Iran has lost $450 billion in oil revenues in a decade because of international and US sanctions, causing a serious economic crisis, a newspaper in Tehran says.

Aftab News website based its calculation of lost revenues on OPEC’s annual oil export numbers and estimated that UN Security Council sanctions that came into play a decade ago and lasted more than 3 years, followed by US sanctions since 2018 cost Iran dearly.

In absence of sanctions, Iran was exporting anywhere between 2.2-2.5 million barrels of crude oil per day, which depending on global prices could generate annual revenues of up to $100 billion. But when sanctions were imposed these exports dwindled to as little as 200,000 barrels per day, as was the case in 2019. Currently, by circumventing existing US sanctions Tehran is believed to be selling up to one million barrels mostly to China.

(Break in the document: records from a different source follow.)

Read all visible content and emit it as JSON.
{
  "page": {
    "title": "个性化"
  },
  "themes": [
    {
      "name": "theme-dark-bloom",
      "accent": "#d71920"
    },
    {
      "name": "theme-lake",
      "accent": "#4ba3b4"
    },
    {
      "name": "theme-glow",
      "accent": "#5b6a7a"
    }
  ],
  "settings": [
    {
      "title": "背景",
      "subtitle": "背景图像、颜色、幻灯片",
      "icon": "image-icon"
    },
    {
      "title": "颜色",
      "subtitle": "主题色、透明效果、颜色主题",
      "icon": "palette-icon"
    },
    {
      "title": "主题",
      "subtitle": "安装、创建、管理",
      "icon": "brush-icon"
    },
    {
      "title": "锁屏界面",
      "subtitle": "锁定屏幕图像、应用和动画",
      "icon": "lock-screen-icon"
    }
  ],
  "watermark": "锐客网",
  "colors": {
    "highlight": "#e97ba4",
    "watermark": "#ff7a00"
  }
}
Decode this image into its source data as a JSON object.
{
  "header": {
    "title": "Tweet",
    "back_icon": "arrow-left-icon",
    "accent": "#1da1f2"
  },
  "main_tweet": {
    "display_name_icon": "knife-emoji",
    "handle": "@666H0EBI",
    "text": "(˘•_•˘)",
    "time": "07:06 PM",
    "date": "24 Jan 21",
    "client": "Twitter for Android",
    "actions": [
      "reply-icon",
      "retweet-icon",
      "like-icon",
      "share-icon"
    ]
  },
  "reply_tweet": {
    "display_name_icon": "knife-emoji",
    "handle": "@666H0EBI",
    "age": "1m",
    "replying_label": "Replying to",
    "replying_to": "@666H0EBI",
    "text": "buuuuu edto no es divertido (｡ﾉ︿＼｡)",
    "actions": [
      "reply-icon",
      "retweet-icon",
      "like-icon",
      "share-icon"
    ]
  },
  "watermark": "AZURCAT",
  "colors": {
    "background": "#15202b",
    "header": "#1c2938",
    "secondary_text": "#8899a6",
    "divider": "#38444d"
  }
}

Around 2010, Iran was generating revenues close to $100 billion while in 2021, OPEC estimated oil export income of just $25 billion, with an average shipment of 763,000 barrels per day. If exports had continued at the 2.5-million-barrel daily rate last year, Iran would have earned $82 billion.

Although our estimate of Iran’s losses in the past decade are much lower than what Aftab news has calculated, it is still considerable. Based on the same OPEC data and other indicators, we estimate that Iran lost around $300 billion, although a substantial part of the sales during sanctions remains hidden from view, especially in terms of actual earnings.

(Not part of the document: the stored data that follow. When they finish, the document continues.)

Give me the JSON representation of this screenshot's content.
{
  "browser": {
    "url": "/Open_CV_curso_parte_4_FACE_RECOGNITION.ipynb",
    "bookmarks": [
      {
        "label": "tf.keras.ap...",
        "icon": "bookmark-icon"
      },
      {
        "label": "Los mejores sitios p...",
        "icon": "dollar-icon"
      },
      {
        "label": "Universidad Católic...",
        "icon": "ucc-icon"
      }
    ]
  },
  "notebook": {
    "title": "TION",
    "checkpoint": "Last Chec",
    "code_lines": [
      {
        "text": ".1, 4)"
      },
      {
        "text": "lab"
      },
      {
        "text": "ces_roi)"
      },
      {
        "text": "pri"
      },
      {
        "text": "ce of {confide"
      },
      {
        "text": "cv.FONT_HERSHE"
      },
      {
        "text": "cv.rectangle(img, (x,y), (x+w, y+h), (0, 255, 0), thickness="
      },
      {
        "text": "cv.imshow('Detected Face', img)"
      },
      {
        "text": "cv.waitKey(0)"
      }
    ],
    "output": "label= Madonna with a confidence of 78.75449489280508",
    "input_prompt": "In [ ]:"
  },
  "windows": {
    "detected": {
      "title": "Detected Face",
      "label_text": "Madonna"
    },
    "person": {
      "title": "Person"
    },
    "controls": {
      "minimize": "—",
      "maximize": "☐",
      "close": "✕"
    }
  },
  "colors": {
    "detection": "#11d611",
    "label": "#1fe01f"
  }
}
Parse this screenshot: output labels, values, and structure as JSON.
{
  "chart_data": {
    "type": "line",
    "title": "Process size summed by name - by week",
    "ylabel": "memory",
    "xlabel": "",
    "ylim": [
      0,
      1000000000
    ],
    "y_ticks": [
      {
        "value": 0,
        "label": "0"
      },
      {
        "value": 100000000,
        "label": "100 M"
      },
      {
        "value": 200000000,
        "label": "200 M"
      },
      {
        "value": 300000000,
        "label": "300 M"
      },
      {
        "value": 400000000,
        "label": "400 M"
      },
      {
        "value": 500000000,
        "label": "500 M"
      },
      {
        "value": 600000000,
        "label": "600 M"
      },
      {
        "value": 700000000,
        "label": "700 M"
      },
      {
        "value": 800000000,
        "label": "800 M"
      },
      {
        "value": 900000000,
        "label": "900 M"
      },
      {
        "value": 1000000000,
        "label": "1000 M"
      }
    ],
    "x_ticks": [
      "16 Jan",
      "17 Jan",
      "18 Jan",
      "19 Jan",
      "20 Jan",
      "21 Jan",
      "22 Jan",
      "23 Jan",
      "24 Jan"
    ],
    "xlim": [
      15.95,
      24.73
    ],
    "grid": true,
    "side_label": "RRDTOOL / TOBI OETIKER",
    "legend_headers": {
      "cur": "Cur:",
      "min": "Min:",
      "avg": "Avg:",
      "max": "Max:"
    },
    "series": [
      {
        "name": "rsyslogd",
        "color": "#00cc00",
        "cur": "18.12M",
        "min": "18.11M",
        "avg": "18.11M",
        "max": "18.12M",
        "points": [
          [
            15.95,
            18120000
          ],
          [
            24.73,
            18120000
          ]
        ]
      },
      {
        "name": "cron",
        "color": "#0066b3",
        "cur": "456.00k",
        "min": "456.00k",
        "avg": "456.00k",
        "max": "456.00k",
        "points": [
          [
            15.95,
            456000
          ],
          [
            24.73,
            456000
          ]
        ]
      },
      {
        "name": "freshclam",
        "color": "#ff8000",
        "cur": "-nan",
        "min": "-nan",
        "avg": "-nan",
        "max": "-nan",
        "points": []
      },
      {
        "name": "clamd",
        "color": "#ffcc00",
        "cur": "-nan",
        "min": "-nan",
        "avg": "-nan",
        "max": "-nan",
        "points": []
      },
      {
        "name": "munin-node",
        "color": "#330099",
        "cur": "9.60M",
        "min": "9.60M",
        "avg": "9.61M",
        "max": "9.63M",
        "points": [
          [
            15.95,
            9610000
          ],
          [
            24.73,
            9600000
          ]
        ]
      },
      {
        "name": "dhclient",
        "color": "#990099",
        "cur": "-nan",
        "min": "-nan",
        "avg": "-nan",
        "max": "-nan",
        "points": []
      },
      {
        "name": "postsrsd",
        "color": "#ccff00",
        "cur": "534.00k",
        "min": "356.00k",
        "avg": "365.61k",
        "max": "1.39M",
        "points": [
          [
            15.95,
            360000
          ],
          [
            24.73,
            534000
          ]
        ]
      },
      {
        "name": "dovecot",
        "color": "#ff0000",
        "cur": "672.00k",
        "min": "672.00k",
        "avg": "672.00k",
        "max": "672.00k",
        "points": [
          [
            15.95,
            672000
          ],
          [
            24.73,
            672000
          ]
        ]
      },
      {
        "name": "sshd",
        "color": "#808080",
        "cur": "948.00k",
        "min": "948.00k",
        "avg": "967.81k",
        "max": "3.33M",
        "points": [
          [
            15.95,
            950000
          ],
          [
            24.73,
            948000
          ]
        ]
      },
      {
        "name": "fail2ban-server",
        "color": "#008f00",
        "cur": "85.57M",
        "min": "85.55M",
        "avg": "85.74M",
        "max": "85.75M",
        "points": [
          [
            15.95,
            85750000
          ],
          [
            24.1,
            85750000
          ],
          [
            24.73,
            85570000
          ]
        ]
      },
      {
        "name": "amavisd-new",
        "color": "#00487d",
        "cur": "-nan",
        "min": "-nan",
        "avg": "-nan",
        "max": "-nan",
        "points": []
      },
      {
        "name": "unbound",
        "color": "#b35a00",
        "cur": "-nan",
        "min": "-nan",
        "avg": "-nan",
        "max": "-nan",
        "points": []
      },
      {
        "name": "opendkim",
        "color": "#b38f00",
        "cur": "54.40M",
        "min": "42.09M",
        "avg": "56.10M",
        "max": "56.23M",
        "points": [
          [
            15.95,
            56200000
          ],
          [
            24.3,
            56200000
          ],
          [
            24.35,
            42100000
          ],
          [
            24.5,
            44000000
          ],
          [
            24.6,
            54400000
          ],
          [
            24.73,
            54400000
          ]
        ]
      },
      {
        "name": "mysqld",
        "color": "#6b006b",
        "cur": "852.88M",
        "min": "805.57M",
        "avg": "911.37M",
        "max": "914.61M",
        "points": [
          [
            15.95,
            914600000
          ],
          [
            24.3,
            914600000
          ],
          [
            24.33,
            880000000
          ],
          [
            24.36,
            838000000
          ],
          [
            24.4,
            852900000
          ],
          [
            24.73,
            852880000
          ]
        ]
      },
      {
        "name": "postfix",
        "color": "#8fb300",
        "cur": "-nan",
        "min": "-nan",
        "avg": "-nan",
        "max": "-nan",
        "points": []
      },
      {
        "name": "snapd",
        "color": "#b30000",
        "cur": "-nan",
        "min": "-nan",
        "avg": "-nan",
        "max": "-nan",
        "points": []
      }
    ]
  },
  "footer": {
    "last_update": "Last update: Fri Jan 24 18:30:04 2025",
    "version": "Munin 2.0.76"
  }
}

Iran’s losses have a disproportionate impact since the country has not been able to free itself from an oil-export-based economy. About half the government budget depends on oil revenues and a $30 billion annual shortfall is devastating for the largely state-owned and controlled economic system.

That is why the annual inflation rate has stood at more than 40 percent in the past two years as the government has resorted to printing huge amounts of money to pay for its obligations.

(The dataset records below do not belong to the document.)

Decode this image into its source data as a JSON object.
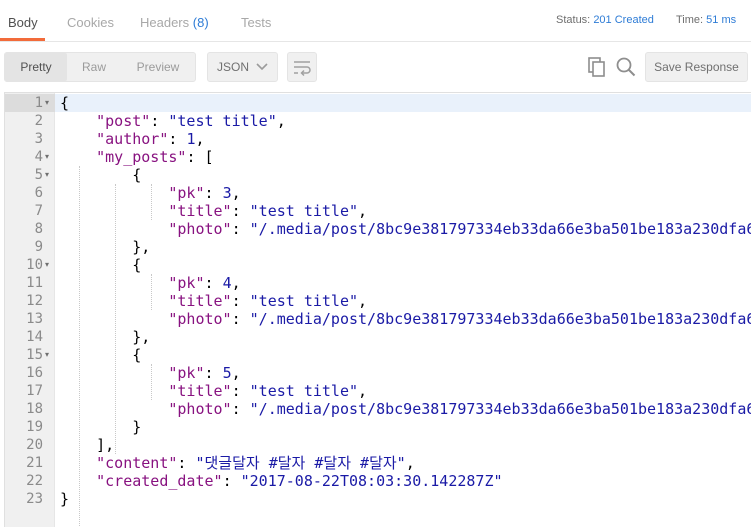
{
  "tabs": [
    {
      "label": "Body",
      "active": true
    },
    {
      "label": "Cookies",
      "active": false
    },
    {
      "label": "Headers",
      "count": "(8)",
      "active": false
    },
    {
      "label": "Tests",
      "active": false
    }
  ],
  "status": {
    "label": "Status:",
    "value": "201 Created"
  },
  "time": {
    "label": "Time:",
    "value": "51 ms"
  },
  "view_modes": [
    {
      "label": "Pretty",
      "active": true
    },
    {
      "label": "Raw",
      "active": false
    },
    {
      "label": "Preview",
      "active": false
    }
  ],
  "format": {
    "selected": "JSON"
  },
  "save_label": "Save Response",
  "icons": {
    "wrap": "wrap-lines-icon",
    "copy": "copy-icon",
    "search": "search-icon",
    "fold": "fold-arrow-icon"
  },
  "colors": {
    "accent": "#f26b3a",
    "link": "#2e7cd6",
    "key": "#881280",
    "string": "#1a1aa6"
  },
  "code_lines": [
    {
      "num": "1",
      "fold": true,
      "tokens": [
        {
          "t": "{",
          "c": "p"
        }
      ]
    },
    {
      "num": "2",
      "fold": false,
      "tokens": [
        {
          "t": "    ",
          "c": "p"
        },
        {
          "t": "\"post\"",
          "c": "k"
        },
        {
          "t": ": ",
          "c": "p"
        },
        {
          "t": "\"test title\"",
          "c": "s"
        },
        {
          "t": ",",
          "c": "p"
        }
      ]
    },
    {
      "num": "3",
      "fold": false,
      "tokens": [
        {
          "t": "    ",
          "c": "p"
        },
        {
          "t": "\"author\"",
          "c": "k"
        },
        {
          "t": ": ",
          "c": "p"
        },
        {
          "t": "1",
          "c": "n"
        },
        {
          "t": ",",
          "c": "p"
        }
      ]
    },
    {
      "num": "4",
      "fold": true,
      "tokens": [
        {
          "t": "    ",
          "c": "p"
        },
        {
          "t": "\"my_posts\"",
          "c": "k"
        },
        {
          "t": ": [",
          "c": "p"
        }
      ]
    },
    {
      "num": "5",
      "fold": true,
      "tokens": [
        {
          "t": "        {",
          "c": "p"
        }
      ]
    },
    {
      "num": "6",
      "fold": false,
      "tokens": [
        {
          "t": "            ",
          "c": "p"
        },
        {
          "t": "\"pk\"",
          "c": "k"
        },
        {
          "t": ": ",
          "c": "p"
        },
        {
          "t": "3",
          "c": "n"
        },
        {
          "t": ",",
          "c": "p"
        }
      ]
    },
    {
      "num": "7",
      "fold": false,
      "tokens": [
        {
          "t": "            ",
          "c": "p"
        },
        {
          "t": "\"title\"",
          "c": "k"
        },
        {
          "t": ": ",
          "c": "p"
        },
        {
          "t": "\"test title\"",
          "c": "s"
        },
        {
          "t": ",",
          "c": "p"
        }
      ]
    },
    {
      "num": "8",
      "fold": false,
      "tokens": [
        {
          "t": "            ",
          "c": "p"
        },
        {
          "t": "\"photo\"",
          "c": "k"
        },
        {
          "t": ": ",
          "c": "p"
        },
        {
          "t": "\"/.media/post/8bc9e381797334eb33da66e3ba501be183a230dfa6",
          "c": "s"
        }
      ]
    },
    {
      "num": "9",
      "fold": false,
      "tokens": [
        {
          "t": "        },",
          "c": "p"
        }
      ]
    },
    {
      "num": "10",
      "fold": true,
      "tokens": [
        {
          "t": "        {",
          "c": "p"
        }
      ]
    },
    {
      "num": "11",
      "fold": false,
      "tokens": [
        {
          "t": "            ",
          "c": "p"
        },
        {
          "t": "\"pk\"",
          "c": "k"
        },
        {
          "t": ": ",
          "c": "p"
        },
        {
          "t": "4",
          "c": "n"
        },
        {
          "t": ",",
          "c": "p"
        }
      ]
    },
    {
      "num": "12",
      "fold": false,
      "tokens": [
        {
          "t": "            ",
          "c": "p"
        },
        {
          "t": "\"title\"",
          "c": "k"
        },
        {
          "t": ": ",
          "c": "p"
        },
        {
          "t": "\"test title\"",
          "c": "s"
        },
        {
          "t": ",",
          "c": "p"
        }
      ]
    },
    {
      "num": "13",
      "fold": false,
      "tokens": [
        {
          "t": "            ",
          "c": "p"
        },
        {
          "t": "\"photo\"",
          "c": "k"
        },
        {
          "t": ": ",
          "c": "p"
        },
        {
          "t": "\"/.media/post/8bc9e381797334eb33da66e3ba501be183a230dfa6",
          "c": "s"
        }
      ]
    },
    {
      "num": "14",
      "fold": false,
      "tokens": [
        {
          "t": "        },",
          "c": "p"
        }
      ]
    },
    {
      "num": "15",
      "fold": true,
      "tokens": [
        {
          "t": "        {",
          "c": "p"
        }
      ]
    },
    {
      "num": "16",
      "fold": false,
      "tokens": [
        {
          "t": "            ",
          "c": "p"
        },
        {
          "t": "\"pk\"",
          "c": "k"
        },
        {
          "t": ": ",
          "c": "p"
        },
        {
          "t": "5",
          "c": "n"
        },
        {
          "t": ",",
          "c": "p"
        }
      ]
    },
    {
      "num": "17",
      "fold": false,
      "tokens": [
        {
          "t": "            ",
          "c": "p"
        },
        {
          "t": "\"title\"",
          "c": "k"
        },
        {
          "t": ": ",
          "c": "p"
        },
        {
          "t": "\"test title\"",
          "c": "s"
        },
        {
          "t": ",",
          "c": "p"
        }
      ]
    },
    {
      "num": "18",
      "fold": false,
      "tokens": [
        {
          "t": "            ",
          "c": "p"
        },
        {
          "t": "\"photo\"",
          "c": "k"
        },
        {
          "t": ": ",
          "c": "p"
        },
        {
          "t": "\"/.media/post/8bc9e381797334eb33da66e3ba501be183a230dfa6",
          "c": "s"
        }
      ]
    },
    {
      "num": "19",
      "fold": false,
      "tokens": [
        {
          "t": "        }",
          "c": "p"
        }
      ]
    },
    {
      "num": "20",
      "fold": false,
      "tokens": [
        {
          "t": "    ],",
          "c": "p"
        }
      ]
    },
    {
      "num": "21",
      "fold": false,
      "tokens": [
        {
          "t": "    ",
          "c": "p"
        },
        {
          "t": "\"content\"",
          "c": "k"
        },
        {
          "t": ": ",
          "c": "p"
        },
        {
          "t": "\"댓글달자 #달자 #달자 #달자\"",
          "c": "s"
        },
        {
          "t": ",",
          "c": "p"
        }
      ]
    },
    {
      "num": "22",
      "fold": false,
      "tokens": [
        {
          "t": "    ",
          "c": "p"
        },
        {
          "t": "\"created_date\"",
          "c": "k"
        },
        {
          "t": ": ",
          "c": "p"
        },
        {
          "t": "\"2017-08-22T08:03:30.142287Z\"",
          "c": "s"
        }
      ]
    },
    {
      "num": "23",
      "fold": false,
      "tokens": [
        {
          "t": "}",
          "c": "p"
        }
      ]
    }
  ]
}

The government decided in its November 2 cabinet meeting to allow individuals and companies to sell crude in contravention of US sanctions, according to rules and conditions kept confidential.

This might marginally increase export revenues but first it will enrich government and military leaders who will tightly control who is allowed to act as middleman.

The scheme is not new. During international nuclear sanctions in early 2010s the same method was used with the result that two big embezzlement cases emerged, one in oil exports and the other in petrochemicals.

In one clandestine oil export scheme, a trader named Babak Zanjani, with close ties to government leaders, pocketed at least $2.7 billion and has been in jail for years awaiting execution that has not been carried out so far. Some speculate that either he has still not given back the money or knows too much to be hanged. A third possibility is that he owes percentages to powerful officials, and they still hope to get their money back.

Lately, the Biden Administration appears to be more resolute in enforcing US sanctions, with designating individuals and third-party companies that are involved in one way or another in doing business with sanctioned Iranian entities.

Just on Thursday, the US Treasury Department sanctioned 13 businesses in the United Arab Emirates and Hong Kong that it said were involved in Iran’s petrochemical exports.